All who lust for fornication have adultery in view, if they do not believe adultery to be a sin and take the same view of marriage as of adultery, with the sole difference that one is lawful and the other unlawful. These people also make one evil out of them all, mixing them together, like dirt with palatable food on one plate or like rubbish mixed with wine in one cup, and so eat and drink. They behave in the same fashion with sexual love, fornication, having a mistress, the milder, serious and very serious kinds of adultery, even with debauchery and deflowering. In addition, they not only mix all these sins together, but they confuse them with marriage, desecrating this with similar ideas. But those who do not distinguish even marriage from those sins are, after roving contacts with the other sex, the prey of coldness, dislike and nausea, at first felt for the wife, then for their other women and finally for the whole female sex. It is self-evident that in their case there is no plan, intention or aim at good or chaste behaviour to excuse them; nor is there any separation of evil from good, or unchastity from chastity, to make them pure, as in the case of those who from their fornication look towards conjugial love, preferring this (as described in the previous section, 452).
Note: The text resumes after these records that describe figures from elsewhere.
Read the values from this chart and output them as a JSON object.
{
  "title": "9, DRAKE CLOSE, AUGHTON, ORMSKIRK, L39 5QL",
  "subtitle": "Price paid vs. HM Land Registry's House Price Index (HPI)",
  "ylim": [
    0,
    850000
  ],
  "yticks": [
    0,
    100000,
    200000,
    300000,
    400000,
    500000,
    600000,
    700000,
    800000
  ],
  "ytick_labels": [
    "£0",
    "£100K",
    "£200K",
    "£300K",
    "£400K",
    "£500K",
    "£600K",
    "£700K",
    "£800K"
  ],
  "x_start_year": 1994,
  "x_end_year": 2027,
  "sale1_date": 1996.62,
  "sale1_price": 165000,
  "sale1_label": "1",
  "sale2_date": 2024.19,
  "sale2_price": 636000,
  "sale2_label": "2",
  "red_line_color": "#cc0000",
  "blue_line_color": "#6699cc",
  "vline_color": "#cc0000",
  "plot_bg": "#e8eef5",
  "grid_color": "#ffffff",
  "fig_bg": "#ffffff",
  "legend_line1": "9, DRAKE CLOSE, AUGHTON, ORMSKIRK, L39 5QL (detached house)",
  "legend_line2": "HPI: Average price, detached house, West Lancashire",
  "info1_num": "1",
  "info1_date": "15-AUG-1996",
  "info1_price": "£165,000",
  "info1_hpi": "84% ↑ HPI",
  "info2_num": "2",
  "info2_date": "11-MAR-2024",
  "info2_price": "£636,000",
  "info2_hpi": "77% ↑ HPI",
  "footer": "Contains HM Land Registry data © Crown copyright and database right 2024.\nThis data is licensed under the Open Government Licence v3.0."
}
I can report a new fact from heaven as a confirmation of this. I have met many people who lived in the world outwardly like others, wearing fine clothes, dining sumptuously, making profits from business like others, going to the theatre, making rather indecent jokes about sex, and much else of the same sort; yet the angels blamed some of them for sinning and others they did not, calling one group innocent, the other guilty. When they were asked why this was when both groups had behaved alike, they answered that they view everyone from the point of view of their plan, intention and aim, making this the means of discriminating. So they excused or condemned those whom their aim excused or condemned, since all in heaven have good as their aim, and all in hell have evil as theirs. It is precisely this which is meant by the Lord's words:

Do not judge so as not to be condemned. Matt. 7:1.